About that couple that fell off a cliff while they were taking a selfie (boring thoughts only a funeral director would think of)
News stories like this are absolutely horrible. The emotional toll that these deaths will have on their family and friends will be debilitating on multiple levels. You just don’t recover from this type of news.
As a funeral director, though, I look at such a situation through a different lens, especially since this couple weren’t Portuguese natives.
These are the initial reports:
Australian Michael Kearns, 33, and his British girlfriend Louise Benson, 37, were standing on a wall overlooking the picturesque Praia dos Pescadores beach in Ericeira early Tuesday, when their phone slipped, Perth Now reported.
Authorities think the pair reached out to grab the cellphone, lost their balance and fell 98 feet to the rocky beach below. — Via New York Post
Fishermen discovered the bodies and reported that it was like a “horror scene” and that the couple’s bodies were “shattered.”
At our funeral home, we only tend to handle international ship-outs or ship-ins about every other year. Most of the people in the Parkesburg area are local.

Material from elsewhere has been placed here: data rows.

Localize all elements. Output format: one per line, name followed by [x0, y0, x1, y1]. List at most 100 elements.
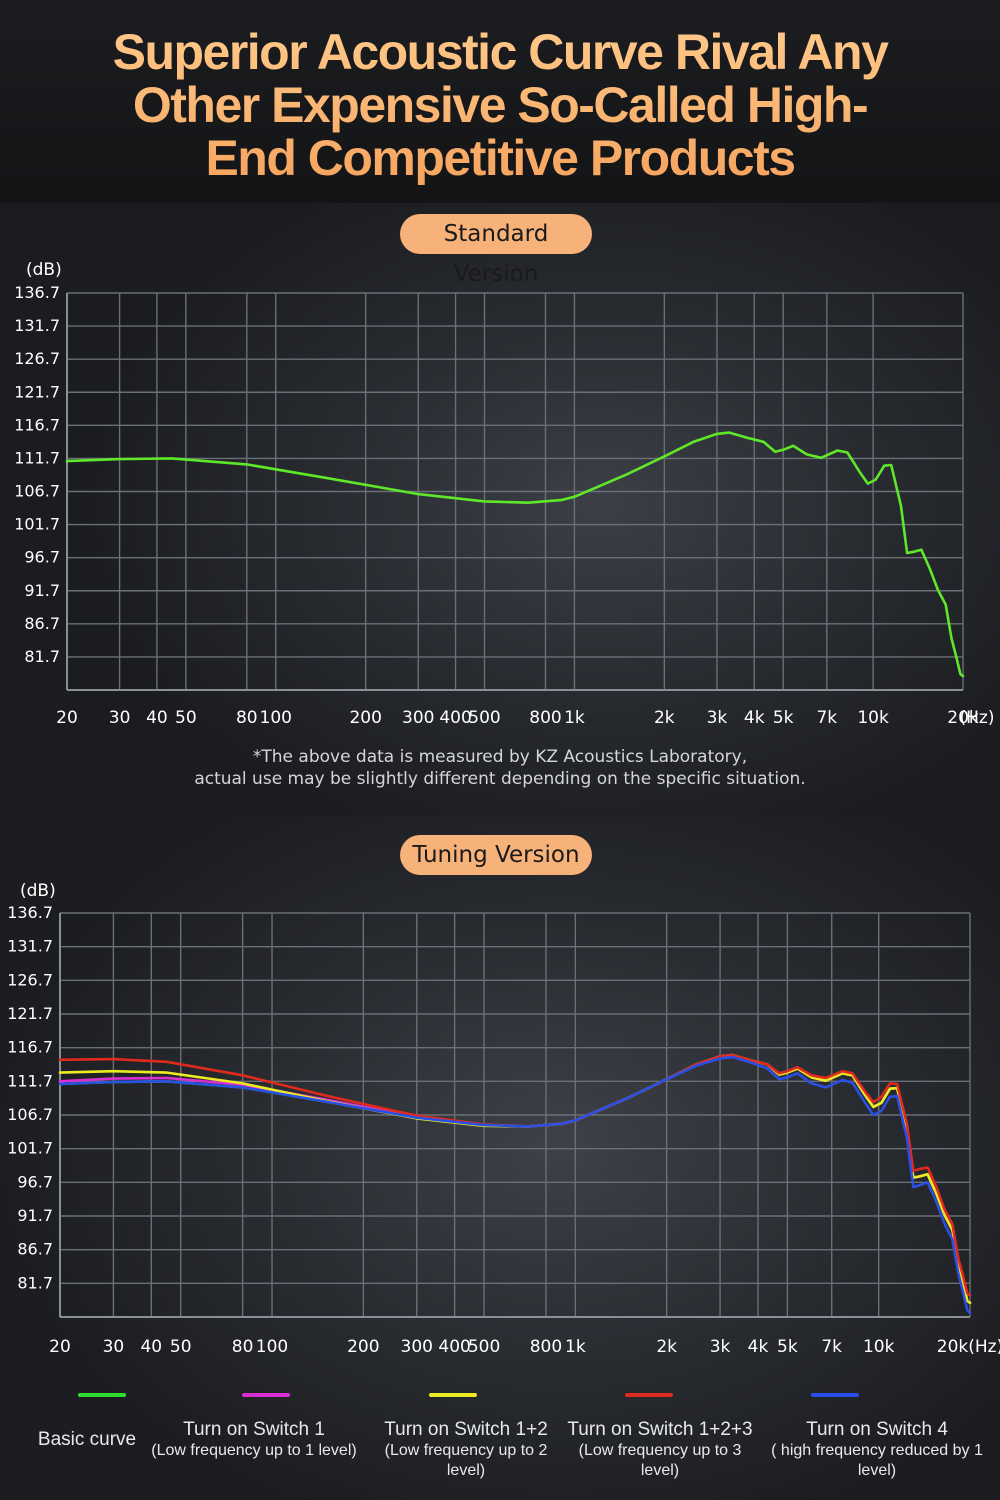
x-tick-label: 50: [170, 1337, 192, 1357]
y-tick-label: 91.7: [24, 581, 60, 600]
y-tick-label: 126.7: [7, 970, 53, 989]
x-unit-label: (Hz): [960, 708, 995, 728]
y-tick-label: 111.7: [14, 448, 60, 467]
y-tick-label: 101.7: [14, 515, 60, 534]
x-tick-label: 10k: [857, 708, 889, 728]
x-tick-label: 3k: [710, 1337, 731, 1357]
legend-swatch-switch12: [429, 1393, 477, 1397]
y-tick-label: 106.7: [14, 482, 60, 501]
legend-item-switch123: Turn on Switch 1+2+3 (Low frequency up t…: [562, 1419, 758, 1481]
hero-title-line: End Competitive Products: [205, 130, 795, 186]
y-tick-label: 116.7: [14, 415, 60, 434]
standard-version-panel: Standard Version (dB) 136.7 131.7 126.7 121.…: [0, 203, 1000, 815]
x-tick-label: 80: [232, 1337, 254, 1357]
y-axis-label: (dB): [26, 260, 62, 280]
measurement-note-line: *The above data is measured by KZ Acoust…: [252, 747, 748, 767]
legend-label: Turn on Switch 1: [183, 1419, 325, 1440]
x-tick-label: 50: [175, 708, 197, 728]
y-axis-label: (dB): [20, 881, 56, 901]
x-tick-label: 80: [236, 708, 258, 728]
x-tick-label: 40: [140, 1337, 162, 1357]
x-tick-label: 10k: [863, 1337, 895, 1357]
x-tick-label: 7k: [821, 1337, 842, 1357]
y-tick-label: 86.7: [24, 614, 60, 633]
x-tick-label: 100: [260, 708, 292, 728]
y-tick-label: 86.7: [17, 1240, 53, 1259]
legend-sublabel: ( high frequency reduced by 1 level): [771, 1442, 983, 1479]
x-tick-label: 300: [401, 1337, 433, 1357]
x-tick-label: 20: [56, 708, 78, 728]
y-tick-label: 111.7: [7, 1071, 53, 1090]
legend-label: Turn on Switch 1+2+3: [567, 1419, 753, 1440]
legend-sublabel: (Low frequency up to 3 level): [578, 1442, 742, 1479]
x-tick-label: 400: [438, 1337, 470, 1357]
x-tick-label: 20: [49, 1337, 71, 1357]
legend-swatch-switch4: [811, 1393, 859, 1397]
x-tick-label: 400: [439, 708, 471, 728]
measurement-note-line: actual use may be slightly different dep…: [194, 769, 806, 789]
x-tick-label: 2k: [654, 708, 675, 728]
series-line-1: [58, 1053, 972, 1305]
legend-sublabel: (Low frequency up to 1 level): [151, 1442, 357, 1459]
legend-item-switch12: Turn on Switch 1+2 (Low frequency up to …: [368, 1419, 564, 1481]
series-line-0: [58, 1053, 972, 1305]
tuning-version-panel: Tuning Version (dB) 136.7 131.7 126.7 121.7 1…: [0, 815, 1000, 1500]
standard-version-badge: Standard Version: [400, 214, 592, 287]
x-tick-label: 800: [529, 708, 561, 728]
y-tick-label: 121.7: [7, 1004, 53, 1023]
y-tick-label: 96.7: [24, 548, 60, 567]
x-tick-label: 4k: [744, 708, 765, 728]
y-tick-label: 126.7: [14, 349, 60, 368]
x-tick-label: 1k: [565, 1337, 586, 1357]
x-tick-label: 200: [347, 1337, 379, 1357]
x-tick-label: 500: [468, 708, 500, 728]
x-tick-label: 2k: [656, 1337, 677, 1357]
tuning-frequency-response-chart: (dB) 136.7 131.7 126.7 121.7 116.7 111.7 106.7 1…: [7, 881, 1000, 1357]
x-tick-label: 7k: [816, 708, 837, 728]
y-tick-label: 81.7: [17, 1273, 53, 1292]
legend-swatch-switch123: [625, 1393, 673, 1397]
x-tick-label: 30: [103, 1337, 125, 1357]
series-line-2: [58, 1053, 972, 1305]
x-tick-label: 40: [146, 708, 168, 728]
y-tick-label: 121.7: [14, 382, 60, 401]
y-tick-label: 136.7: [14, 283, 60, 302]
hero-title: Superior Acoustic Curve Rival Any Other …: [0, 26, 1000, 185]
measurement-note: *The above data is measured by KZ Acoust…: [0, 746, 1000, 790]
series-line-3: [58, 1053, 972, 1297]
tuning-version-badge: Tuning Version: [400, 835, 592, 875]
series-line-0: [65, 431, 965, 678]
y-tick-label: 91.7: [17, 1206, 53, 1225]
y-tick-label: 131.7: [7, 937, 53, 956]
legend-item-switch4: Turn on Switch 4 ( high frequency reduce…: [758, 1419, 996, 1481]
y-tick-label: 101.7: [7, 1139, 53, 1158]
series-line-4: [58, 1055, 972, 1315]
x-tick-label: 100: [256, 1337, 288, 1357]
x-tick-label: 200: [349, 708, 381, 728]
x-tick-label: 800: [530, 1337, 562, 1357]
x-tick-label: 500: [468, 1337, 500, 1357]
legend-swatch-basic: [78, 1393, 126, 1397]
chart-grid: [59, 912, 971, 1318]
legend-item-basic: Basic curve: [28, 1429, 146, 1451]
x-tick-label: 20k(Hz): [937, 1337, 1000, 1357]
x-tick-label: 300: [402, 708, 434, 728]
y-tick-label: 106.7: [7, 1105, 53, 1124]
y-tick-label: 116.7: [7, 1038, 53, 1057]
y-tick-label: 96.7: [17, 1172, 53, 1191]
tuning-legend: Basic curve Turn on Switch 1 (Low freque…: [0, 1385, 1000, 1485]
x-tick-label: 5k: [773, 708, 794, 728]
legend-sublabel: (Low frequency up to 2 level): [384, 1442, 548, 1479]
x-tick-label: 1k: [564, 708, 585, 728]
x-tick-label: 3k: [707, 708, 728, 728]
y-tick-label: 81.7: [24, 647, 60, 666]
legend-label: Turn on Switch 1+2: [384, 1419, 548, 1440]
chart-grid: [66, 292, 964, 691]
x-tick-label: 30: [109, 708, 131, 728]
x-tick-label: 5k: [777, 1337, 798, 1357]
legend-label: Turn on Switch 4: [806, 1419, 948, 1440]
standard-frequency-response-chart: (dB) 136.7 131.7 126.7 121.7 116.7 111.7 106.7 1…: [14, 260, 995, 728]
x-tick-label: 20k: [947, 708, 979, 728]
hero-title-line: Other Expensive So-Called High-: [132, 77, 868, 133]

They’re the type of locals who rarely travel across the Mississippi, and hardly ever travel across the Atlantic or the Pacific.
Unless you’re a funeral home that deals specifically with a certain demographic (maybe a city funeral home whose main clientele are Greeks who want to be shipped back to Greece when they die), most funeral homes — like ours — aren’t experts in international shipping of human remains. Why?
BECAUSE EVERY COUNTRY IS DIFFERENT. Almost all countries require the body to be shipped back to the homeland in what’s called a hermetically sealed (airtight) shipping container so that no fluids leak out during transportation OR sometimes you can bypass the hermetically sealed container if the body is embalmed (fun fact: when you fly, there’s a chance a corpse is being shipped in the cargo bay). For the US, the corpse either has to be in a sealed container or embalmed.
Sometimes the cause of death has to be determined before shipment can take place because if the death was caused by an infectious disease, shipment is much less likely to take place. And as you may know, the cause of death for accidental or suspicious deaths can take weeks to determine, leaving the family of the deceased waiting and waiting and waiting for the shipment to take place.
THE PAPERWORK IS A MILE HIGH. For Michael Kearns and Louise Benson, their bodies are subject to both Portuguese rules and regs, AND British and Australian rules and regs. For most of us in the funeral business, the paperwork for international ship-outs can be so difficult (often times you have to know the right people at the Embassy) we contract it out to a company that deals solely with international ship outs.
Often times, the official approval from the receiving nation can itself take weeks. In other words, the bodies of Michael and Louise might have to extend their stay.
THE MONEY. To have a body shipped to the US will generally cost somewhere around $5,000, but it often tends to be more. I have a Greek friend who shipped his son back to Greece for a cost of $20,000 (this wasn’t through our funeral home).
CREMATION IS USUALLY THE CHEAPEST AND LOGISTICALLY EASIEST OPTION. If you can stomach it. The problem with cases like Michael and Louise is that — at least for tragic deaths — the family usually wants to see the body. There’s this nagging feeling that “he/she just can’t be dead. I don’t believe it.” And the only way they can confirm that it’s actually true is to see the deceased with their own two eyes. That desire makes cremation a tough choice.
SHATTERED BODIES. This is just such a tough case for the families. Not only are they dealing with sudden and tragic deaths of their loved ones in another country, but their bodies are wrecked.
IT’S NOT A LAUGHING MATTER: Here’s the problem with the word “selfie”, specifically as it relates to Michael and Louise. Pamela B. Rutledge Ph.D. writes, “Selfies frequently trigger perceptions of self-indulgence or attention-seeking social dependence that raises the damned-if-you-do and damned-if-you-don’t specter of either narcissism or low self-esteem… If the people in selfies aren’t famous or being paid to pose, then it must indicate a moral failing and they are labeled bragging, attention seeking, self-focused or narcissistic” (Via Psychology Today).
I don’t think Michael and Louise’s death would have made the news if they simply fell to their deaths. But because they fell taking selfies, it almost humorous or at least a moral lesson. Because they died taking selfies, the perception is that it diminishes their deaths … that we can snicker at their deaths like we’d snicker at a drunk who walked in front of a train.